Br J Haematol. 2025 Jul;207(1):27-42. doi: 10.1111/bjh.20134. Epub 2025 May 14.
Blinatumomab is a CD19 × CD3-directed bispecific T-cell engager that has become an essential backbone of acute B lymphoblastic leukaemia (BCP-ALL) treatment. It is used in relapsed/refractory disease, minimal residual disease (MRD), as well as in first-line treatment. Blinatumomab is particularly effective in MRD-positive BCP-ALL, inducing a high rate of deep molecular response, with very good overall tolerability. Very promising data are reported for the addition of blinatumomab to first-line therapy. This review focusses on new aspects of blinatumomab treatment in Philadelphia-negative BCP-ALL treatment in adult patients, including MRD-positive and relapsed/refractory disease, as well as reviewing recent clinical trials implementing blinatumomab into first-line therapy of BCP-ALL treatment.
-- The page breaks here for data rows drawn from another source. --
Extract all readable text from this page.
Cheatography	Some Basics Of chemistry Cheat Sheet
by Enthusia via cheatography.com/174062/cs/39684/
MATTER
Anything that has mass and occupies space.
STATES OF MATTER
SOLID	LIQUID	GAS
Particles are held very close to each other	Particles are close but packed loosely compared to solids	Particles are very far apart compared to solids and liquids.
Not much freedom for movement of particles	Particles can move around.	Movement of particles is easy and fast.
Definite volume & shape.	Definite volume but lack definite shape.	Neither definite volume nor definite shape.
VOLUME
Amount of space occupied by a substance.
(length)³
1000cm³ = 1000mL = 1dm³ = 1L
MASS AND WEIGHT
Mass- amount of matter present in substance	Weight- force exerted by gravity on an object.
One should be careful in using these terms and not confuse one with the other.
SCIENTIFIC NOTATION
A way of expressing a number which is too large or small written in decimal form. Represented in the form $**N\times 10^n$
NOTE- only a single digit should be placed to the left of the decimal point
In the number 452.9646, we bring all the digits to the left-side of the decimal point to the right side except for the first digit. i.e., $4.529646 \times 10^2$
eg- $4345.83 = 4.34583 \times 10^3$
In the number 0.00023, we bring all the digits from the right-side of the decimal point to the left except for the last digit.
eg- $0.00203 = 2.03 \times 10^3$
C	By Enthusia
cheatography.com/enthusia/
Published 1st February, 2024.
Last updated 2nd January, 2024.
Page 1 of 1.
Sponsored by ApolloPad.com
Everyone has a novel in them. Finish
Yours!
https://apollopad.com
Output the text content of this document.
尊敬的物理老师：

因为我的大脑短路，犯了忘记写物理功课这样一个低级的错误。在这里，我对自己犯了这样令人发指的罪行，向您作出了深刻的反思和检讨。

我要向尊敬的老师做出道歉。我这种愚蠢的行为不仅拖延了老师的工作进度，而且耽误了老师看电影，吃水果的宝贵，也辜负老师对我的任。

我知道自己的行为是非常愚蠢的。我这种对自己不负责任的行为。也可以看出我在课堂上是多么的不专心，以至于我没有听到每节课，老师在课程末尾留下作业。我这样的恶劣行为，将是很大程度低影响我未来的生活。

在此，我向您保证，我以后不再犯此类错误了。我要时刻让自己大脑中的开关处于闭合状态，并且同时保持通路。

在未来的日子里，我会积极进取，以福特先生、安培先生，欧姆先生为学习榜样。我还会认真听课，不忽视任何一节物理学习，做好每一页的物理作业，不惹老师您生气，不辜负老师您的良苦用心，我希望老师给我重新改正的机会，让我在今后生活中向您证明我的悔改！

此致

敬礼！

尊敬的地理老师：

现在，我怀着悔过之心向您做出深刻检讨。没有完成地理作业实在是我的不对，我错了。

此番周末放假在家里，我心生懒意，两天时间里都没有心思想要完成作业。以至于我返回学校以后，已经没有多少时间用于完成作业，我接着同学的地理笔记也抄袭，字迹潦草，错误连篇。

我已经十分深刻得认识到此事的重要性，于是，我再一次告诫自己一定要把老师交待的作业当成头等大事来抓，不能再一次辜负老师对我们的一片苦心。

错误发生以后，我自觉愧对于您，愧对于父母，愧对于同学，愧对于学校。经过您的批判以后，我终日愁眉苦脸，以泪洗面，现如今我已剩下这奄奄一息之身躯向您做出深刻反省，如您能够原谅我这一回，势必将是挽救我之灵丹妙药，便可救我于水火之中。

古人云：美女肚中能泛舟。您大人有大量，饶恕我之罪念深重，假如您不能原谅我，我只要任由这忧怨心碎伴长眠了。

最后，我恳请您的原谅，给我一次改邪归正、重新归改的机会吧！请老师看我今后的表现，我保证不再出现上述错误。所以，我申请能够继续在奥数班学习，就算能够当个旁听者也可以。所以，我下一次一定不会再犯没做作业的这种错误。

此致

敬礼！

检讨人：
博纳吐单抗是一种CD19×CD3导向的双特异性T细胞衔接器,已成为急性B淋巴细胞白血病(BCP-ALL)治疗的重要支柱。它用于复发/难治性疾病、微小残留病(MRD)以及一线治疗。博纳吐单抗在MRD阳性的BCP-ALL中特别有效,可诱导高比例的深度分子反应,总体耐受性良好。关于在一线治疗中添加博纳吐单抗的报道数据非常有前景。本综述重点关注博纳吐单抗在成人费城阴性BCP-ALL治疗中的新方面,包括MRD阳性和复发/难治性疾病,同时回顾了最近将博纳吐单抗应用于BCP-ALL一线治疗的临床试验。